El día en que Vitoria pudo desaparecer del mapa

El 7 de agosto de 1937, un pavoroso incendio en el cuartel de Santa Teresa puso en peligro a toda la ciudad, a causa del almacenamiento de bombas y explosivos para el frente

Martes, 11 de junio 2024, 01:57

'Lluvia de bombas sobre las Salesas' fue un artículo publicado el 15 de noviembre de 2015 que destapaba un hecho terrible y desconocido en las hemerotecas vitorianas: un incendio durante la Guerra Civil en el cuartel de Santa Teresa, situado junto al monasterio de las Salesas entonces y ahora parque de ocio para los universitarios, Escuela de Magisterio, Escuela de Ingeniería y Aulas de la Experiencia, en la manzana entre Paseo de la Universidad, Juan Ibañez de Santo Domingo, Julio Caro Baroja y Nieves Cano.
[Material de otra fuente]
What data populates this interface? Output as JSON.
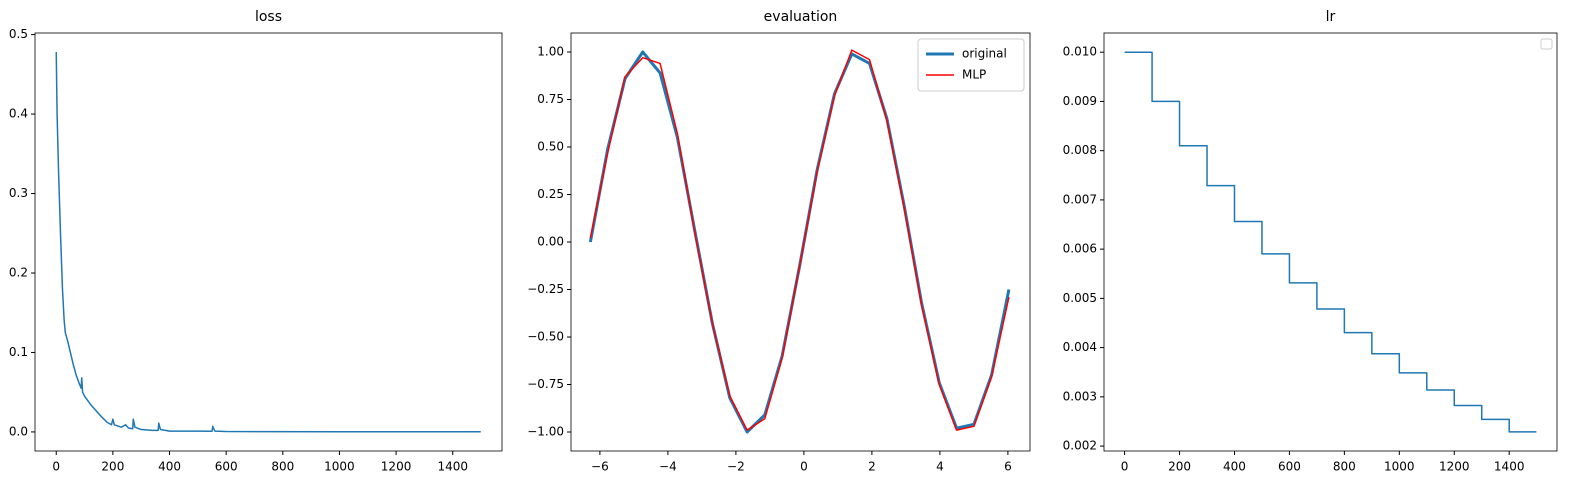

A ese artículo le siguió la semana siguiente otro titulado 'Los héroes del tren de las bombas', en el que se destacaba el acto heroico, aunque de forma obligada, que realizaron varios ferroviarios, entre ellos el vitoriano Manuel Armentia, al introducir una máquina de tren en la instalación militar para evacuar los vagones cargados de bombas, municiones y proyectiles que se almacenaban en el recinto militar. Era un verdadero suicidio porque el cuartel ardía con violentas explosiones que podían prender en un segundo todo aquel armamento. Pero aquellos valientes a la fuerza (dicen que a punta de pistola) salvaron a muchos de sus vecinos y libraron a la ciudad del mayor desastre de su historia al conseguir trasladar el tren cargado de bombas hasta Ali. A cambio recibieron una medalla militar por su bravura.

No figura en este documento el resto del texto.